Domaine Jean-Paul et Benoit DROIN
8 boulevard de Ferrières
Tel. +33 (0)3 86 42 16 78+33 (0)3 86 42 16 78
The Droin family is certainly amongst the oldest in Chablis; since 1620, there have been fourteen generations of vignerons. In 1965 Jean-Paul joined the business and in 1999, his youngest son Benoit also came to the domaine.
Benoit on working the vines:
“We are ‘raisonné.’ The most important part for us, is working the soil. Of-course we try to minimise the number of treatments we make, but this working of the soil nourishes it, and it is from this that we get the quality in our grapes.”
Benoit on harvesting:
Like many here in Chablis we use machines to harvest, but we use our hands too. Where I differ with some of my fellow producers is where they say ‘we use a machine for harvesting our Chablis and Petit Chablis, but only hands for our 1er and Grand Crus.’ For me, either a machine is good enough to harvest or not, and I think it is. But we have plots at all levels where I don’t use a machine, but that’s due to either the age of the vines or the specific training of those vines, nothing else.”
Benoit on his cuvées:
All but the Chablis and Petit Chablis see a little oak elevage. I’ve already 15 separate cuvées, I don’t need more. For that reason, there are lots of different parcels and vine-ages in my Chablis Villages, but rather than make individual cuvées such as Vieilles-Vignes etcetera, I prefer the ‘melting-pot’ approach.
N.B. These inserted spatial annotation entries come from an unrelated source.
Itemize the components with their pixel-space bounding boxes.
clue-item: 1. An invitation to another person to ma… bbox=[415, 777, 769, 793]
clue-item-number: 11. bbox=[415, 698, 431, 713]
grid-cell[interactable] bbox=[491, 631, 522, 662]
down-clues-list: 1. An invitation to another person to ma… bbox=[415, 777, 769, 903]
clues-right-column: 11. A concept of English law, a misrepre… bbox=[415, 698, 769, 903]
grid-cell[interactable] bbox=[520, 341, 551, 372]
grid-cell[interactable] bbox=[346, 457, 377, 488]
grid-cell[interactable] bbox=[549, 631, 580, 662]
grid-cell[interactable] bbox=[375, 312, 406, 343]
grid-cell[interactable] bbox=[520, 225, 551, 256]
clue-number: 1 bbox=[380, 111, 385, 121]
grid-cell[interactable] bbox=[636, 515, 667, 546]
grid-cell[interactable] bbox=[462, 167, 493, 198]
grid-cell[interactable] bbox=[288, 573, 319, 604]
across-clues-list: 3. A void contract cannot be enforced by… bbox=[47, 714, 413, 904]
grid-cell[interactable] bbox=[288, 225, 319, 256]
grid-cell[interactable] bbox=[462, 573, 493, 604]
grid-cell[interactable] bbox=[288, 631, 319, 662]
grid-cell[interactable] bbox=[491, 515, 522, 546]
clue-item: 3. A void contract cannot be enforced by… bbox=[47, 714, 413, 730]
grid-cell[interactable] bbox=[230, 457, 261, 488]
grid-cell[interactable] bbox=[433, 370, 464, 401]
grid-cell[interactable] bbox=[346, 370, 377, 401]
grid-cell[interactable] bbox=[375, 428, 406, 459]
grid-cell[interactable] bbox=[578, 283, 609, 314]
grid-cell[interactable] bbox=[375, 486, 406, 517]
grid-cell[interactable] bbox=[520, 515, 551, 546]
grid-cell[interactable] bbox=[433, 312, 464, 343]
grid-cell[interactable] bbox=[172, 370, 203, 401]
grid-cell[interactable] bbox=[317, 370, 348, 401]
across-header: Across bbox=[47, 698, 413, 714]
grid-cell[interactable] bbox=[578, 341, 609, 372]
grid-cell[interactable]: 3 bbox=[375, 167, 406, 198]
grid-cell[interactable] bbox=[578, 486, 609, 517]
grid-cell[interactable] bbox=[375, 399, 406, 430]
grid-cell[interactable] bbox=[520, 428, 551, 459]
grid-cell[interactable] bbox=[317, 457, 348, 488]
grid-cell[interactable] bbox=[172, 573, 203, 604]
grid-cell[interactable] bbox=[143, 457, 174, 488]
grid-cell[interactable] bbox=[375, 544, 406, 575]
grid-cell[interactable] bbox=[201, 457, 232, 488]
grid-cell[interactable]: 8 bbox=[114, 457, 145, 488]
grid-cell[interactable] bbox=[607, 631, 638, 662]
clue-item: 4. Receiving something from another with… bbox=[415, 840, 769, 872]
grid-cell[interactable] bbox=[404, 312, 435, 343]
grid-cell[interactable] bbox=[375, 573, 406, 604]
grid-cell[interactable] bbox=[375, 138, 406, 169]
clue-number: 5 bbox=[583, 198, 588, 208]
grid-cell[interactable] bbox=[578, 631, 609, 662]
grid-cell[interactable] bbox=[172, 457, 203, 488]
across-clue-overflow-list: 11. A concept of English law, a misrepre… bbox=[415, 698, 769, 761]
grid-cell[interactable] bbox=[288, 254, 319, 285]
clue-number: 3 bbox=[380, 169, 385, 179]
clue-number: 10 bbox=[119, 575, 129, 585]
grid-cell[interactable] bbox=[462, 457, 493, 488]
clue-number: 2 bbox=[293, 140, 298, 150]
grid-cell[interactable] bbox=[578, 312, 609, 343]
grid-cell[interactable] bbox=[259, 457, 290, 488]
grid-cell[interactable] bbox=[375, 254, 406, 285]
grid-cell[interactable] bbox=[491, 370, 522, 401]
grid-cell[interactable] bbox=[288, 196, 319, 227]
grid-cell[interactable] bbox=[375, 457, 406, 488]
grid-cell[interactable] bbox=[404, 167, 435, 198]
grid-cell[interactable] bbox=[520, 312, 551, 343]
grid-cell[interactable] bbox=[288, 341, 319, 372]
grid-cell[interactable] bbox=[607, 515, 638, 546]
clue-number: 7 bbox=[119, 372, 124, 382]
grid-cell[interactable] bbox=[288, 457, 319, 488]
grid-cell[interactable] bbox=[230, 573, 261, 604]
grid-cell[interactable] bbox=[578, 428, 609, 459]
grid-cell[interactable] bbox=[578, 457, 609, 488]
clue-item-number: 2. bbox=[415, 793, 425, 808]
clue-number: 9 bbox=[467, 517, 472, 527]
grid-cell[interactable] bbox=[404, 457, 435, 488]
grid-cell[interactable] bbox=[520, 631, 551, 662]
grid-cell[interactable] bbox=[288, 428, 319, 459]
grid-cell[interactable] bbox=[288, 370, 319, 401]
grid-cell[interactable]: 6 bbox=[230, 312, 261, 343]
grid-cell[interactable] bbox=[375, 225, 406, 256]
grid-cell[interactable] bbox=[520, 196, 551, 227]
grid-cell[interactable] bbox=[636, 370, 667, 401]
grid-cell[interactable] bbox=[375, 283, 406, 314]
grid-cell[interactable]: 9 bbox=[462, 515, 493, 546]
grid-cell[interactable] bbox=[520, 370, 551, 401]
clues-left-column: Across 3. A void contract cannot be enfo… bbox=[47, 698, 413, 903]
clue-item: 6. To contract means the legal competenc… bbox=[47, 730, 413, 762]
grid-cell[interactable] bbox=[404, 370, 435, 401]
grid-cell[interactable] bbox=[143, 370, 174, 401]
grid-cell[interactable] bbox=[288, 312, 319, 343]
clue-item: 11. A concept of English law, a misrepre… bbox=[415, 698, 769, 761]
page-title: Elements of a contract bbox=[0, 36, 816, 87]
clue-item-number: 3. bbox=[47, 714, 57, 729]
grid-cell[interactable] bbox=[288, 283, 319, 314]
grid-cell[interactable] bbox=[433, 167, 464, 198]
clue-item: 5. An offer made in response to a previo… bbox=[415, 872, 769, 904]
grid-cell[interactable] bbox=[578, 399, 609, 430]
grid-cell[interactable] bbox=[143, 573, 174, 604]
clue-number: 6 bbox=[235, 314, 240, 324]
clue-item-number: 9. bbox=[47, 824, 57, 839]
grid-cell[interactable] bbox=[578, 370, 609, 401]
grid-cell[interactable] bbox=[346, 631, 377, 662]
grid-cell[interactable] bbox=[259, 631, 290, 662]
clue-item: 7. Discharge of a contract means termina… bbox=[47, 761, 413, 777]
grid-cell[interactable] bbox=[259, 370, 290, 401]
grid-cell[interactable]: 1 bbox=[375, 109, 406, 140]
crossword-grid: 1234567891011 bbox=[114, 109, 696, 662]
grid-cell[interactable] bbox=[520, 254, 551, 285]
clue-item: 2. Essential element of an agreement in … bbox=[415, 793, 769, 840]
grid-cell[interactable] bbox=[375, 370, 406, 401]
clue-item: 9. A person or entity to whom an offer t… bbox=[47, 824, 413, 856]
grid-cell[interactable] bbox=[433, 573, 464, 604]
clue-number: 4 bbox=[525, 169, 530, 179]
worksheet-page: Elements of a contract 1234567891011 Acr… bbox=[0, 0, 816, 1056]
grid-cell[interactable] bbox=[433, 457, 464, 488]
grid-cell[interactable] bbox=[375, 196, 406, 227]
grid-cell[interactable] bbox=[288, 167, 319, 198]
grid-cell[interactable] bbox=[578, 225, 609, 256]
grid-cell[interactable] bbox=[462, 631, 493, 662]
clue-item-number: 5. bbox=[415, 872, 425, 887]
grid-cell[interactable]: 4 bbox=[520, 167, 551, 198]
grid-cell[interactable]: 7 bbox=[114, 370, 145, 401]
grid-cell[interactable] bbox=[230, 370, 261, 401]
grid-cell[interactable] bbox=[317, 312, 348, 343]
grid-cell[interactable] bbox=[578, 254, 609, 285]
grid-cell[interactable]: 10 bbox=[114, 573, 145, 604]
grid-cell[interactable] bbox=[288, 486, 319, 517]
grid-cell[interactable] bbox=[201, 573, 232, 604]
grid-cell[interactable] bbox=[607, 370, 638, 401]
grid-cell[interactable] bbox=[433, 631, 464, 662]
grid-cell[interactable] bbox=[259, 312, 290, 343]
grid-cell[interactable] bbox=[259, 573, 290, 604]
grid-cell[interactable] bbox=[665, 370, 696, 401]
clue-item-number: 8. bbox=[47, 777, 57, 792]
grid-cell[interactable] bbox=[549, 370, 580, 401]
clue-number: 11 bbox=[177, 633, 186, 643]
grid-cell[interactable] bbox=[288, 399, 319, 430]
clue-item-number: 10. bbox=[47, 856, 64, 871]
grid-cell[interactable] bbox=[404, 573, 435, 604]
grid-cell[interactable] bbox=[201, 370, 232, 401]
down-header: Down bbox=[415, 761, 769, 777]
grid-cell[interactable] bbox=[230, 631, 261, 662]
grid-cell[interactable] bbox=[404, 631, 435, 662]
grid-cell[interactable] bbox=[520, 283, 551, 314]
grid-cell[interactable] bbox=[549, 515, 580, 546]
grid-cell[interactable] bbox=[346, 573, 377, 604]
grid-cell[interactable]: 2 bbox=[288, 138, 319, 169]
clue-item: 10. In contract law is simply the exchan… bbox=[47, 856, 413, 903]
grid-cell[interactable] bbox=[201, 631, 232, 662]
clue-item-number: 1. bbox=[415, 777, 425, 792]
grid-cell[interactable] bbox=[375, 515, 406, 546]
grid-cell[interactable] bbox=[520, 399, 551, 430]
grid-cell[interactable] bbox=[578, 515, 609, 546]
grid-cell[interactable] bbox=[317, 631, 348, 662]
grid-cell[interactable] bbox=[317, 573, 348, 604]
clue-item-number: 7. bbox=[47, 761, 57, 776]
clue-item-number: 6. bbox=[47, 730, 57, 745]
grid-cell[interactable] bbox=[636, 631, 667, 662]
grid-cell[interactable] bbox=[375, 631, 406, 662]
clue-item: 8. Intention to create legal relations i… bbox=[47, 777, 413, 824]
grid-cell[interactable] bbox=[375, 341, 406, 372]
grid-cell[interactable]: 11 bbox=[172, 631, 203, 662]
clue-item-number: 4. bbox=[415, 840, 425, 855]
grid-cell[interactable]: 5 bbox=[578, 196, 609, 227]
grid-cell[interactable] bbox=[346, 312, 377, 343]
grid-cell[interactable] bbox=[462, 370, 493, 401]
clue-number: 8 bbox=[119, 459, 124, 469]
Likewise, our Vaillons contains 5 of the possible 7 ‘Vaillons vineyards’ but like the Chablis Villages, I prefer to have just one cuvée. That way my wine will be the same in San Fransisco as it is here in France.”
2012 Petit Chablis
Fresh, pretty aromas with a twist of ripeness. Starts rather mineral in the mouth, the sweetness only really showing itself in the mid-palate and into the finish. Good concentration, good Petit Chablis.
2012 Chablis 1er Vaillons
A faint herb with a modest, underlying, ripe fruit – rather a discrete aromatic. Round with a hint of fat and a growing intensity. Good density yet nice elegance. Faintly sweet finishing.
2012 Chablis 1er Montmains
A deeper style of aromatic – ‘more Burgundian’. In the mouth this is fresh, intense and wide – modestly textured and with a lovely, developing, mouth-watering sweet fruit. Beautifully mineral and finishing long, long…
From south-facing old vines.
The aromatic is more direct and fresh. Rounder, not so padded, more mineral and lithe than the Montmains – more tension. The finish slowly decaying, is a little subtle but very elegant. I like this very much.
2012 Chablis 1er Fourchame
“Our version of Fourchaume; it’s the biggest 1er with so many exposures and locations – they are all different!”
Ripe with a faint barrel creaminess and a lovely floral note. Round, rich but beautifully ‘cut’ by the acidity. This wine starts Burgundian (Côte d’Or-ian) but finishes like Chablis.
2012 Chablis 1er Monté de Tonnerre
Fumé silex says Benoit – I would have said a faint reduction, classic, this cuvée always shows it. So there! That said I find a similar note in the palate. Mineral, stony, acidity that takes control from the mid-palate onwards. Very, very long. Normally 10-15 years to peak, says Benoit.
A very pretty nose that is rounded with a few floral anecdotes. Full, cool fruit, minerals and density – all with perfect balance. Lovely finishing finesse. Simply gorgeous.
The aroma is bigger and richer, also with a few creamy barrel notes. Round, some density and richness too, yet finely balanced and packaged. Lovely and long. It’s as good as the Vaudesir, but has a completely different shape.
2012 Chablis Les Clos
Depth, aromatic freshness. Very mineral in the mouth. Round, with plenty of density but balance too. Again it’s a wide flavour and that width follows through into the finish. Lovely, lovely length.